La manière d’associer l’UDR fera partie des débats du séminaire de préparation de la campagne du RN pour 2027 ces jeudi et vendredi.Ces prochaines 48 heures, le noyau dur du Rassemblement national sera réuni, quelque part en Île-de-France, autour de Marine Le Pen et de Jordan Bardella pour un premier « séminaire » de préparation à la campagne présidentielle à venir. Le tandem dirigeant du parti d’extrême droite a nimbé ce colloque d’un épais mystère, « alors qu’au contraire, montrer qu’on bosse, c’est très bien », s’étonne un participant.
D’aucuns soupçonnent la présidente du groupe RN à l’Assemblée nationale et celui du parti d’avoir ainsi voulu ménager ceux qui n’ont pas été conviés. Parmi les présents, il y aura les conseillers frontistes François Durvye, Renaud Labaye, Ambroise de Rancourt et Jérôme Sainte-Marie, et les parlementaires Sébastien Chenu, Alexandre Loubet, Philippe Olivier, Kévin Pfeffer et Jean-Philippe Tanguy.

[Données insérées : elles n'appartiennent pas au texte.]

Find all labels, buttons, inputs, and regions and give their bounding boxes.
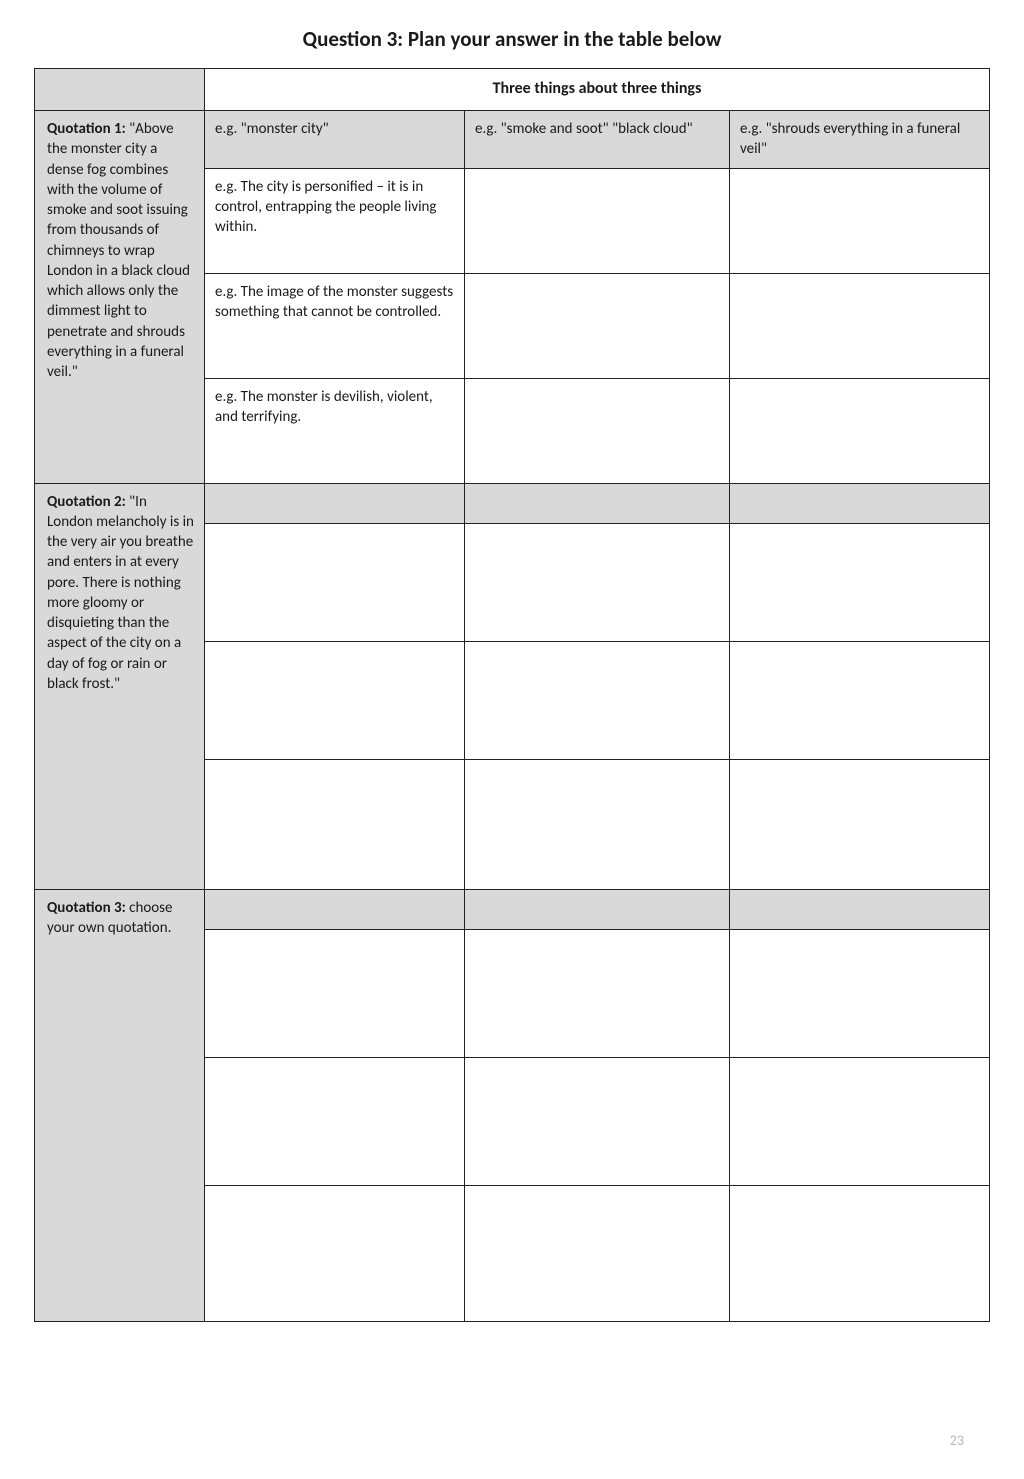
q3-r1-c2 — [205, 889, 465, 929]
q2-r1-c3 — [465, 483, 730, 523]
q3-r2-c2 — [205, 929, 465, 1057]
q2-r2-c2 — [205, 523, 465, 641]
q1-rowhead: Quotation 1: "Above the monster city a d… — [35, 111, 205, 484]
q2-text: "In London melancholy is in the very air… — [47, 493, 194, 693]
q1-r3-c2: e.g. The image of the monster suggests s… — [205, 273, 465, 378]
q1-r1-c4: e.g. "shrouds everything in a funeral ve… — [730, 111, 990, 169]
q2-r2-c3 — [465, 523, 730, 641]
q2-r4-c3 — [465, 759, 730, 889]
q2-r4-c4 — [730, 759, 990, 889]
q2-r3-c2 — [205, 641, 465, 759]
q1-row1: Quotation 1: "Above the monster city a d… — [35, 111, 990, 169]
q3-r2-c3 — [465, 929, 730, 1057]
q1-label: Quotation 1: — [47, 120, 126, 138]
table-header: Three things about three things — [205, 69, 990, 111]
q2-r3-c3 — [465, 641, 730, 759]
q1-r2-c2: e.g. The city is personified – it is in … — [205, 168, 465, 273]
planning-table: Three things about three things Quotatio… — [34, 68, 990, 1322]
q1-r4-c2: e.g. The monster is devilish, violent, a… — [205, 378, 465, 483]
header-blank-cell — [35, 69, 205, 111]
q2-r1-c2 — [205, 483, 465, 523]
q1-r1-c3: e.g. "smoke and soot" "black cloud" — [465, 111, 730, 169]
table-header-row: Three things about three things — [35, 69, 990, 111]
q3-label: Quotation 3: — [47, 899, 126, 917]
q2-r4-c2 — [205, 759, 465, 889]
q1-r3-c3 — [465, 273, 730, 378]
q2-rowhead: Quotation 2: "In London melancholy is in… — [35, 483, 205, 889]
q1-r4-c4 — [730, 378, 990, 483]
q1-r3-c4 — [730, 273, 990, 378]
q2-label: Quotation 2: — [47, 493, 129, 511]
q3-r4-c2 — [205, 1185, 465, 1321]
q3-r3-c2 — [205, 1057, 465, 1185]
q1-r2-c3 — [465, 168, 730, 273]
q3-r1-c3 — [465, 889, 730, 929]
q3-r2-c4 — [730, 929, 990, 1057]
q3-r4-c4 — [730, 1185, 990, 1321]
q3-r4-c3 — [465, 1185, 730, 1321]
q3-r3-c4 — [730, 1057, 990, 1185]
q3-row1: Quotation 3: choose your own quotation. — [35, 889, 990, 929]
q1-r4-c3 — [465, 378, 730, 483]
page-number: 23 — [950, 1432, 964, 1449]
q3-rowhead: Quotation 3: choose your own quotation. — [35, 889, 205, 1321]
q3-r1-c4 — [730, 889, 990, 929]
q3-r3-c3 — [465, 1057, 730, 1185]
q1-text: "Above the monster city a dense fog comb… — [47, 120, 190, 381]
page: Question 3: Plan your answer in the tabl… — [0, 0, 1024, 1479]
q2-r2-c4 — [730, 523, 990, 641]
q2-row1: Quotation 2: "In London melancholy is in… — [35, 483, 990, 523]
q2-r1-c4 — [730, 483, 990, 523]
page-title: Question 3: Plan your answer in the tabl… — [34, 26, 990, 52]
q2-r3-c4 — [730, 641, 990, 759]
q1-r1-c2: e.g. "monster city" — [205, 111, 465, 169]
q1-r2-c4 — [730, 168, 990, 273]
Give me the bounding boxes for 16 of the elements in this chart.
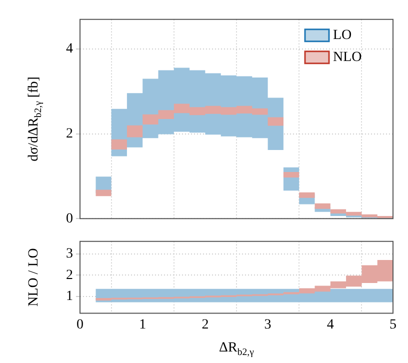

Complémentarité ou entités distinctes ?
De membres de l’Union des droites pour la République (UDR), le mouvement d’Éric Ciotti, il n’y aura point. Pour autant, la manière d’associer, en 2027, cet allié à la ligne économique ultralibérale fera partie des débats ces jeudi et vendredi.
« Tout l’enjeu, d’ici à l’automne, sera de savoir comment le RN travaille avec l’UDR, glisse un élu au fait des discussions. Est-ce qu’on joue la complémentarité en préservant des entités bien distinctes ? Est-ce qu’on prépare un programme commun ? » C’est surtout autour du système des retraites que le sujet va se poser, Éric Ciotti étant favorable à l’introduction d’une dose de capitalisation, contrairement au Rassemblement national – du moins pour l’instant.